If “salvation is of the Jews”, then as Jesus brings that salvation it must spread out to the wider world as well and maybe this story points to that fact.
38 years.
Important note.
He would have been so weak he would have not been able to walk or stand.
His muscles would have been atrophied beyond usefulness.
He was up in years, we don’t know when this paralysis began… but he was a hopeless case.
He was certainly the most needy.
I don’t want to get caught up in numbers, and typically do not.
But interestingly, 38 years is the number of years that Israel had wandered in the wilderness.
Spiritually, Israel was a hopeless and powerless nation wandering and waiting for something to happen.
Perhaps Jesus saw this image in this man who laid daily at the pool, waiting for something to happen- but never actually having the will for something to happen.
Do you wish to be healed?
What a question.
What a naive or uncaring question.
But Jesus is calling to the man’s will… his years of discouragement may have worked on him.
Do you WANT to be healed?
(the will to be changed).
We know from the story that Jesus heals the man.
We know that he walks away upright and his legs strengthened.
But Jesus had a lesson in this healing.
We have to read all the way to verse 40 to find it, but please see that Jesus had a spiritual lesson he wanted to be taught.
This man did parallel the state of the nation of Israel.
The Jews who had challenged the man after he was healed are addressed by Jesus.
He is saying to them that they are no different than the man who was laying at the pool.
They have the very means of salvation, of healing for them, laid out before them… but they don’t take it.
They don’t reach out and grab it.
It is Jesus.
This man had lost his own determination.
He had been unsuccessful for so long that he had given up… He didn’t have the personal gumption, the wherewithal to make it to the pool.
Now, this verse tells us something that we should really pay close attention to.
Jesus said, “Get Up” to a man who didn’t even have the will to do so.
So, while you are looking at the miraculous healing of Jesus, please also see a sub-miracle if you will.

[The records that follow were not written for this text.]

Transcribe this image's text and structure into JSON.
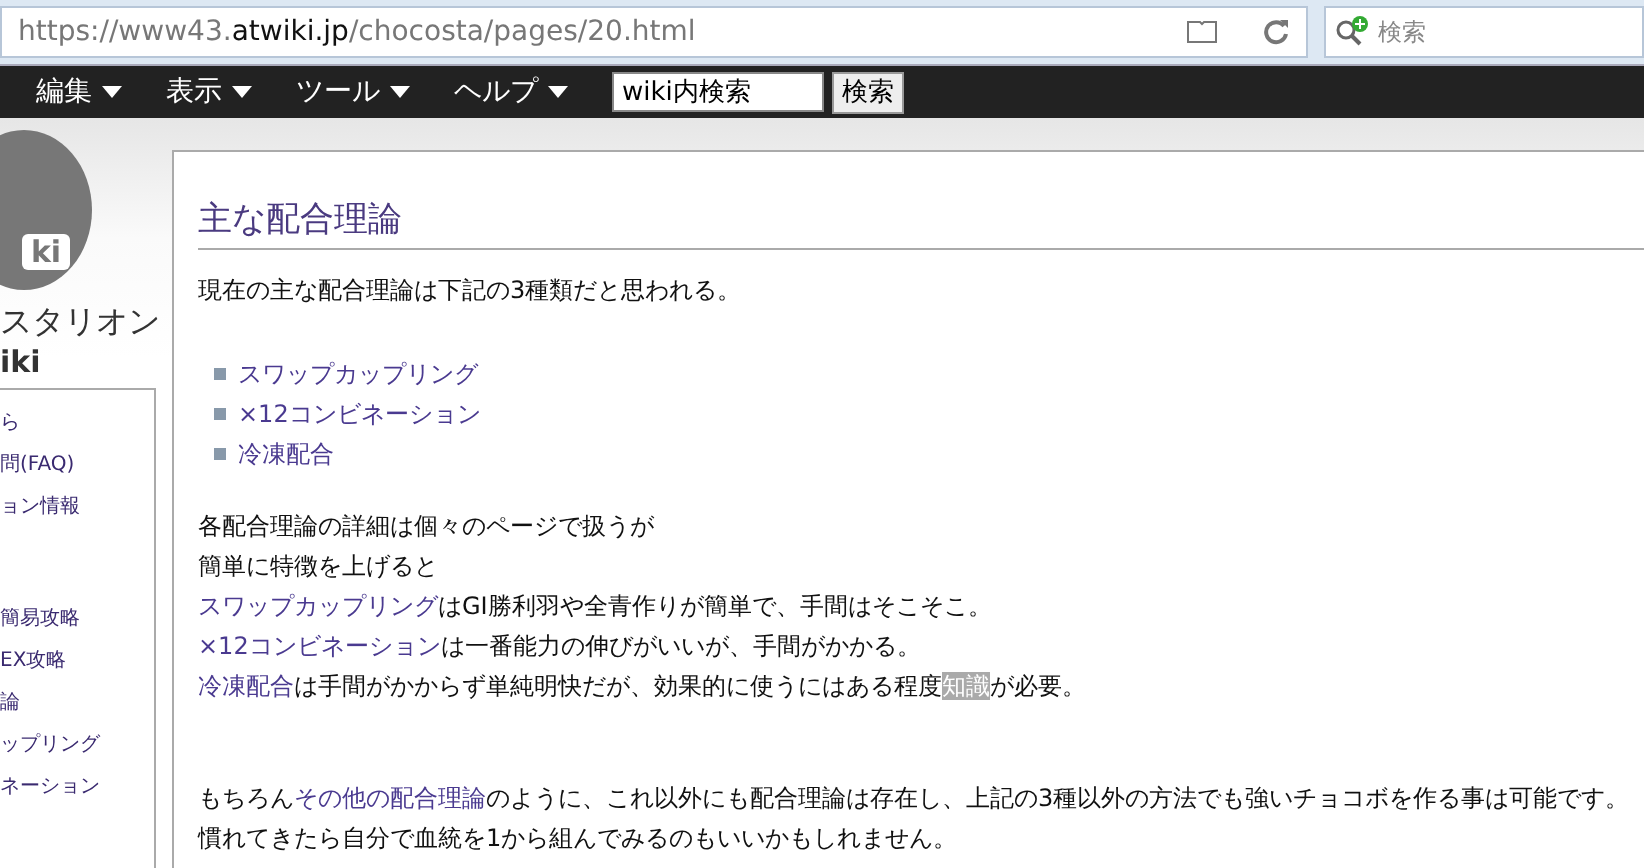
{
  "address_bar": {
    "url_prefix": "https://www43.",
    "url_domain": "atwiki.jp",
    "url_path": "/chocosta/pages/20.html"
  },
  "browser_search": {
    "placeholder": "検索"
  },
  "menubar": {
    "items": [
      {
        "label": "編集"
      },
      {
        "label": "表示"
      },
      {
        "label": "ツール"
      },
      {
        "label": "ヘルプ"
      }
    ],
    "search_value": "wiki内検索",
    "search_button": "検索"
  },
  "sidebar": {
    "logo_text": "ki",
    "site_title": "スタリオン",
    "site_subtitle": "iki",
    "items": [
      {
        "label": "ら"
      },
      {
        "label": "問(FAQ)"
      },
      {
        "label": "ョン情報"
      },
      {
        "label": "簡易攻略"
      },
      {
        "label": "EX攻略"
      },
      {
        "label": "論"
      },
      {
        "label": "ップリング"
      },
      {
        "label": "ネーション"
      }
    ]
  },
  "content": {
    "heading": "主な配合理論",
    "intro": "現在の主な配合理論は下記の3種類だと思われる。",
    "list": [
      "スワップカップリング",
      "×12コンビネーション",
      "冷凍配合"
    ],
    "paragraphs": [
      [
        {
          "kind": "text",
          "text": "各配合理論の詳細は個々のページで扱うが"
        }
      ],
      [
        {
          "kind": "text",
          "text": "簡単に特徴を上げると"
        }
      ],
      [
        {
          "kind": "link",
          "text": "スワップカップリング"
        },
        {
          "kind": "text",
          "text": "はGI勝利羽や全青作りが簡単で、手間はそこそこ。"
        }
      ],
      [
        {
          "kind": "link",
          "text": "×12コンビネーション"
        },
        {
          "kind": "text",
          "text": "は一番能力の伸びがいいが、手間がかかる。"
        }
      ],
      [
        {
          "kind": "link",
          "text": "冷凍配合"
        },
        {
          "kind": "text",
          "text": "は手間がかからず単純明快だが、効果的に使うにはある程度"
        },
        {
          "kind": "highlight",
          "text": "知識"
        },
        {
          "kind": "text",
          "text": "が必要。"
        }
      ]
    ],
    "paragraphs_2": [
      [
        {
          "kind": "text",
          "text": "もちろん"
        },
        {
          "kind": "link",
          "text": "その他の配合理論"
        },
        {
          "kind": "text",
          "text": "のように、これ以外にも配合理論は存在し、上記の3種以外の方法でも強いチョコボを作る事は可能です。"
        }
      ],
      [
        {
          "kind": "text",
          "text": "慣れてきたら自分で血統を1から組んでみるのもいいかもしれません。"
        }
      ]
    ]
  }
}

Jesus was able to not only heal the physical condition of this man, he was able to give the will to get up as well.
This man never requested of Jesus to be healed.
Please see that.
Jesus didn’t grant a request, he didn’t respond to a request…this man was healed without ever knowing that Jesus could do this in the first place.
This appears to be the third of Jesus’ miracles, but whose counting.
It is doubtful that he heard of the water turned to wine or the conversation with the Samaritan woman… Jesus just came along and healed him.
This healing also did not reflect an act of faith on the part of the lame man.
There is no indication that he placed his faith in Jesus at all.
Jesus simply did what Jesus can do.
Jesus did the impossible.
And he asked this man to do the impossible.
That will which was broken from 38 years of laying at that pool, that will was renewed.
And in verse 9 we see that this man not only got up- he walked away.
What does John want us to see in this story?
I think that if we look a little further along in the story we get a glimpse of what John is pointing to.
Look at John 5:25-29:
You see, in our story here at the pool of Bethsaida, Jesus uses “resurrection” language.
Look closely at his command, “Get up!”
This is a word that is used in the gospels to describe the resurrection.
Here is the secret of Jesus’ work.
He wants us to see what the new creation will look like.
He wants us to see what His kingdom really looks like, what he came to do and be and why he created us and what our intended purpose is as well.